I'm trying to get N ways of solves a N rook problem. The issue I am having is currently, I seem to get n*n solutions while it needs to be N! . Below is my code, I have written it in simple loops and functions, so it's quite long. Any help would be greatly appreciated

Note: Please ignore case for n = 2. I get some duplicates which I thought I would handle via JSON.stringify

var createMatrix = function (n) {
    var newMatrix = new Array(n);

    // build matrix
    for (var i = 0; i < n; i++) {
      newMatrix[i] = new Array(n);
    }

    for (var i = 0; i < n; i++) {
      for (var j = 0; j < n; j++) {
        newMatrix[i][j] = 0;
      }
    }

    return newMatrix;
  };

  var newMatrix = createMatrix(n);

  // based on rook position, greying out function 
  var collision = function (i, j) {
    var col = i;
    var row = j;

    while (col < n) {
      // set the row (i) to all 'a'
      col++;
      if (col < n) {
        if (newMatrix[col][j] !== 1) {
          newMatrix[col][j] = 'x';
        }
      }
    }

    while (row < n) {
      // set columns (j) to all 'a'
      row++;
      if (row < n) {
        if (newMatrix[i][row] !== 1) {
          newMatrix[i][row] = 'x';
        }
      }
    }

    if (i > 0) {
      col = i;
      while (col !== 0) {
        col--;
        if (newMatrix[col][j] !== 1) {
          newMatrix[col][j] = 'x';
        }
      }
    }
    if (j > 0) {
      row = j;
      while (row !== 0) {
        row--;
        if (newMatrix[i][row] !== 1) {
          newMatrix[i][row] = 'x';
        }
      }
    }
  };

  // checks position with 0 and sets it with Rook
  var emptyPositionChecker = function (matrix) {
    for (var i = 0; i < matrix.length; i++) {
      for (var j = 0; j < matrix.length; j++) {
        if (matrix[i][j] === 0) {
          matrix[i][j] = 1;
          collision(i, j);
          return true;
        }
      }
    }

    return false;
  };


  // loop for every position on the board
  loop1:
    for (var i = 0; i < newMatrix.length; i++) {
      var row = newMatrix[i];

      for (var j = 0; j < newMatrix.length; j++) {
        // pick a position for rook
        newMatrix[i][j] = 1;

        // grey out collison zones due to the above position
        collision(i, j);

        var hasEmpty = true;

        while (hasEmpty) {
          //call empty position checker
          if (emptyPositionChecker(newMatrix)) {
            continue;
          } else {
            //else we found a complete matrix, break
            hasEmpty = false;
            solutionCount++;
            // reinitiaze new array to start all over
            newMatrix = createMatrix(n);
            break;
          }
        }

      }
    }

Answer 1

There seem to be two underlying problems.

The first is that several copies of the same position are being found.

If we consider the case of N=3 and we visualise the positions by making the first rook placed red, the second placed green and the third to be placed blue, we get these three boards:

They are identical positions but will count as 3 separate ones in the given Javascript.

For a 3x3 board there are also 2 other positions which have duplicates.

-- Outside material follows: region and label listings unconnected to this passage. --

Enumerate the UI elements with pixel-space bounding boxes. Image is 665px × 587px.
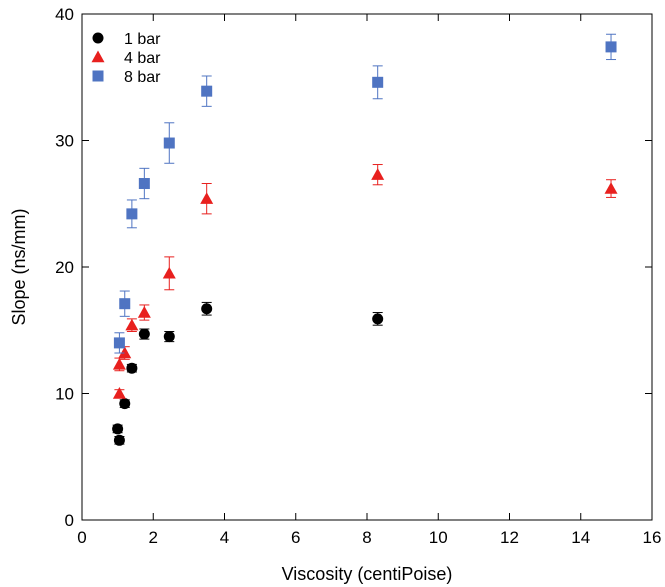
y-tick-label: 30 (55, 132, 74, 151)
y-tick-label: 40 (55, 5, 74, 24)
data-point (119, 298, 131, 310)
series-8-bar (113, 33, 617, 354)
data-point (604, 182, 618, 194)
data-point (372, 313, 384, 325)
data-point (163, 331, 175, 343)
legend-label: 1 bar (124, 31, 161, 48)
data-point (125, 318, 139, 331)
x-tick-label: 4 (220, 528, 229, 547)
x-tick-label: 0 (77, 528, 86, 547)
data-point (137, 306, 151, 318)
series-1-bar (112, 301, 384, 446)
axis-ticks: 0 2 4 6 8 10 12 14 16 0 10 20 30 40 (55, 5, 661, 547)
y-tick-label: 10 (55, 385, 74, 404)
x-tick-label: 16 (643, 528, 662, 547)
x-tick-label: 10 (429, 528, 448, 547)
y-tick-label: 20 (55, 258, 74, 277)
series-4-bar (112, 164, 618, 399)
plot-frame (81, 13, 653, 521)
data-point (138, 328, 150, 340)
data-point (201, 85, 213, 97)
data-point (163, 137, 175, 149)
data-point (112, 423, 124, 435)
data-point (372, 76, 384, 88)
data-point (112, 387, 126, 399)
x-axis-label: Viscosity (centiPoise) (282, 564, 453, 584)
data-series (112, 33, 618, 446)
x-tick-label: 6 (291, 528, 300, 547)
x-tick-label: 8 (362, 528, 371, 547)
data-point (371, 168, 385, 180)
x-tick-label: 12 (500, 528, 519, 547)
legend-marker (91, 50, 105, 63)
x-tick-label: 14 (571, 528, 590, 547)
data-point (138, 178, 150, 190)
data-point (126, 362, 138, 374)
data-point (113, 434, 125, 446)
x-tick-label: 2 (149, 528, 158, 547)
y-axis-label: Slope (ns/mm) (9, 208, 29, 325)
legend: 1 bar 4 bar 8 bar (91, 31, 161, 86)
legend-label: 8 bar (124, 69, 161, 86)
y-tick-label: 0 (65, 511, 74, 530)
data-point (119, 398, 131, 410)
data-point (200, 192, 214, 204)
data-point (126, 208, 138, 220)
legend-marker (92, 70, 104, 82)
data-point (605, 41, 617, 53)
legend-label: 4 bar (124, 50, 161, 67)
data-point (118, 346, 132, 359)
data-point (112, 357, 126, 370)
data-point (201, 303, 213, 315)
data-point (162, 266, 176, 279)
data-point (113, 337, 125, 349)
legend-marker (92, 32, 104, 44)
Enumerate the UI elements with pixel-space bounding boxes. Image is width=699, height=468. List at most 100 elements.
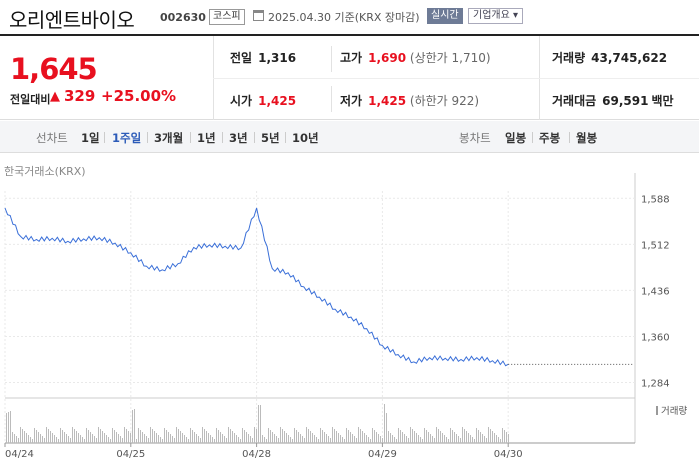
volume-bar: [480, 432, 481, 443]
volume-bar: [394, 437, 395, 443]
volume-bar: [454, 432, 455, 443]
period-3y[interactable]: 3년: [229, 131, 248, 145]
volume-bar: [258, 405, 259, 443]
volume-bar: [286, 433, 287, 443]
volume-bar: [56, 437, 57, 443]
volume-bar: [384, 404, 385, 443]
volume-bar: [194, 432, 195, 443]
volume-bar: [218, 430, 219, 443]
volume-bar: [496, 435, 497, 443]
volume-bar: [164, 428, 165, 443]
volume-bar: [78, 433, 79, 443]
separator: [532, 132, 533, 143]
volume-bar: [432, 436, 433, 443]
volume-bar: [422, 439, 423, 443]
volume-bar: [86, 428, 87, 443]
separator: [104, 132, 105, 143]
volume-bar: [410, 427, 411, 443]
volume-bar: [120, 436, 121, 443]
volume-bar: [486, 438, 487, 443]
stock-header: 오리엔트바이오 002630 코스피 2025.04.30 기준(KRX 장마감…: [0, 0, 699, 34]
volume-bar: [306, 427, 307, 443]
volume-bar: [270, 430, 271, 443]
candle-monthly[interactable]: 월봉: [576, 131, 598, 145]
volume-bar: [446, 437, 447, 443]
divider: [331, 46, 332, 72]
volume-bar: [66, 434, 67, 443]
volume-bar: [142, 432, 143, 443]
stat-amount: 거래대금 69,591 백만: [552, 94, 674, 108]
volume-bar: [350, 432, 351, 443]
volume-bar: [210, 435, 211, 443]
realtime-button[interactable]: 실시간: [427, 8, 463, 24]
volume-bar: [156, 433, 157, 443]
volume-bar: [88, 430, 89, 443]
volume-bar: [174, 438, 175, 443]
volume-bar: [348, 430, 349, 443]
volume-bar: [254, 427, 255, 443]
volume-bar: [232, 431, 233, 443]
volume-bar: [154, 431, 155, 443]
volume-bar: [46, 427, 47, 443]
candle-daily[interactable]: 일봉: [505, 131, 527, 145]
volume-bar: [6, 413, 7, 443]
period-1w[interactable]: 1주일: [112, 131, 142, 145]
volume-bar: [476, 428, 477, 443]
volume-legend-label: 거래량: [661, 405, 687, 417]
period-1y[interactable]: 1년: [197, 131, 216, 145]
volume-bar: [236, 435, 237, 443]
volume-bar: [430, 434, 431, 443]
period-10y[interactable]: 10년: [292, 131, 319, 145]
volume-bar: [192, 430, 193, 443]
volume-bar: [162, 439, 163, 443]
volume-bar: [318, 439, 319, 443]
period-1d[interactable]: 1일: [81, 131, 100, 145]
volume-bar: [494, 433, 495, 443]
period-5y[interactable]: 5년: [261, 131, 280, 145]
volume-bar: [278, 438, 279, 443]
volume-bar: [80, 435, 81, 443]
volume-bar: [158, 435, 159, 443]
volume-bar: [256, 429, 257, 443]
volume-bar: [238, 437, 239, 443]
volume-bar: [260, 405, 261, 443]
volume-bar: [490, 429, 491, 443]
volume-bar: [130, 433, 131, 443]
candle-weekly[interactable]: 주봉: [539, 131, 561, 145]
volume-bar: [102, 431, 103, 443]
volume-bar: [32, 439, 33, 443]
company-overview-dropdown[interactable]: 기업개요 ▾: [468, 8, 523, 24]
separator: [147, 132, 148, 143]
period-3m[interactable]: 3개월: [154, 131, 184, 145]
volume-bar: [178, 429, 179, 443]
volume-bar: [302, 436, 303, 443]
volume-bar: [396, 439, 397, 443]
volume-bar: [54, 435, 55, 443]
volume-bar: [346, 428, 347, 443]
volume-bar: [368, 437, 369, 443]
volume-bar: [132, 410, 133, 443]
volume-legend-swatch: [656, 406, 658, 415]
volume-bar: [148, 438, 149, 443]
volume-bar: [320, 428, 321, 443]
separator: [190, 132, 191, 143]
volume-bar: [72, 427, 73, 443]
volume-bar: [414, 431, 415, 443]
volume-bar: [308, 429, 309, 443]
volume-bar: [104, 433, 105, 443]
volume-bar: [190, 428, 191, 443]
volume-bar: [402, 432, 403, 443]
volume-bar: [504, 430, 505, 443]
volume-bar: [114, 430, 115, 443]
volume-bar: [140, 430, 141, 443]
volume-bar: [448, 439, 449, 443]
stat-volume: 거래량 43,745,622: [552, 51, 668, 65]
volume-bar: [216, 428, 217, 443]
period-toolbar: 선차트 1일 1주일 3개월 1년 3년 5년 10년 봉차트 일봉 주봉 월봉: [0, 121, 699, 153]
volume-bar: [264, 437, 265, 443]
volume-bar: [424, 428, 425, 443]
volume-bar: [34, 428, 35, 443]
volume-bar: [334, 429, 335, 443]
up-arrow-icon: ▲: [50, 89, 60, 104]
volume-bar: [322, 430, 323, 443]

The gets the count of unique positions to 9 - 2 - 1 -1 = 5. But we are expecting N! = 6 positions.

This brings us to the second problem which is that some positions are missed. In the case of N=3 this occurs once when i===j==1 - ie the mid point of the board.

This position is reached:

This position is not reached:

So now we have the number of positions that should be found as 9 - 2 - 1 - 1 +1;

There appears to be nothing wrong with the actual Javascript in as much as it is implementing the given algorithm. What is wrong is the algorithm which is both finding and counting duplicates and is missing some positions.

A common way of solving the N Rooks problem is to use a recursive method rather than an iterative one, and indeed iteration might very soon get totally out of hand if it's trying to evaluate every single position on a board of any size.

This question is probably best taken up on one of the other stackexchange sites where algorithms are discussed.